The past few days I've been setting up a used Dell PowerEdge 2950 server. It's been running fine until just now, when it suddenly stopped while running a fairly heavy task (svnadmin verify
). The LCD was and is showing the following message:
PowerEdge 2950 E1422 CPU Machine Chk E2118 Fatal NB Mem CRC
Now, the memory error E2118 seems straightforward. One of the banks is probably broken. I'm running memtest right now. Update: Well, memtest didn't find any errors, so it's not that easy.
E1422, less so. Is this likely a separate problem, or just a result of E2118? Googling for this code says "update the BIOS" which isn't very specific as to the cause of the problem.
E1422 CPU Machine Chk
means that the CPU detected an hardware error and stopped operations. It can be related to the other error - memory problem.You can see here and here for more details.
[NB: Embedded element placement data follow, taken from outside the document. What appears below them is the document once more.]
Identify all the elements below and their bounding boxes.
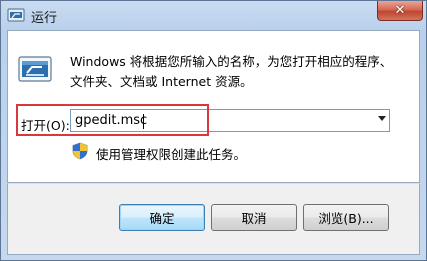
dropdown-arrow-icon[interactable] xyxy=(378,116,386,121)
close-icon: ✕ xyxy=(394,3,406,18)
cancel-button[interactable]: 取消 xyxy=(211,204,297,231)
window-title: 运行 xyxy=(31,11,58,26)
annotation-highlight-box xyxy=(16,104,209,136)
uac-shield-icon xyxy=(72,142,88,160)
title-bar[interactable]: 运行 ✕ xyxy=(1,1,426,31)
ok-button[interactable]: 确定 xyxy=(119,204,205,231)
admin-note: 使用管理权限创建此任务。 xyxy=(96,147,247,162)
close-button[interactable]: ✕ xyxy=(377,1,423,21)
run-program-icon xyxy=(18,56,52,82)
run-app-icon xyxy=(7,8,25,22)
dialog-description: Windows 将根据您所输入的名称，为您打开相应的程序、文件夹、文档或 Int… xyxy=(70,54,393,89)
browse-button[interactable]: 浏览(B)... xyxy=(303,204,389,231)
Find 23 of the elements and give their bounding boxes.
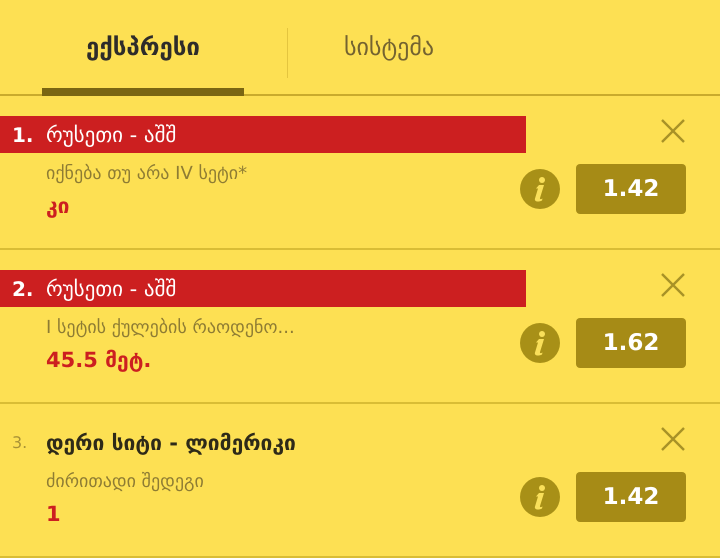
event-name: დერი სიტი - ლიმერიკი (46, 430, 296, 454)
market-name: I სეტის ქულების რაოდენო... (46, 317, 296, 338)
pick-value: კი (46, 194, 71, 218)
market-name: იქნება თუ არა IV სეტი* (46, 163, 248, 184)
info-icon[interactable] (520, 169, 560, 209)
event-name: რუსეთი - აშშ (46, 122, 176, 146)
info-icon[interactable] (520, 477, 560, 517)
pick-value: 45.5 მეტ. (46, 348, 152, 372)
info-icon[interactable] (520, 323, 560, 363)
close-icon[interactable] (660, 272, 686, 298)
event-name: რუსეთი - აშშ (46, 276, 176, 300)
bet-number: 2. (11, 276, 35, 300)
tab[interactable]: ექსპრესი (42, 0, 244, 96)
tab[interactable]: სისტემა (288, 0, 490, 96)
odds-button[interactable]: 1.42 (576, 472, 686, 522)
bet-number: 1. (11, 122, 35, 146)
market-name: ძირითადი შედეგი (46, 471, 205, 492)
close-icon[interactable] (660, 118, 686, 144)
bet-number: 3. (11, 433, 28, 452)
pick-value: 1 (46, 502, 62, 526)
odds-button[interactable]: 1.62 (576, 318, 686, 368)
odds-button[interactable]: 1.42 (576, 164, 686, 214)
close-icon[interactable] (660, 426, 686, 452)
If the CPU or memory is having an issue, such as a voltage regulation problem, then it could drop voltages on the shared bus between the memory and the CPU and fault them both. I was reading some release notes last week for different model Dell server (maybe an R710) where issues can be caused by Intel SpeedStep changing the CPU speed and there being a delay before the memory adjusted speed. This set up a condition where there could be a fault in the time between. In that particular case, a BIOS update addressed that issue.
Run a CPU benchmark and a memory benchmark to see if you can recreate the fault. If so, maybe you can narrow it down to one component or the other.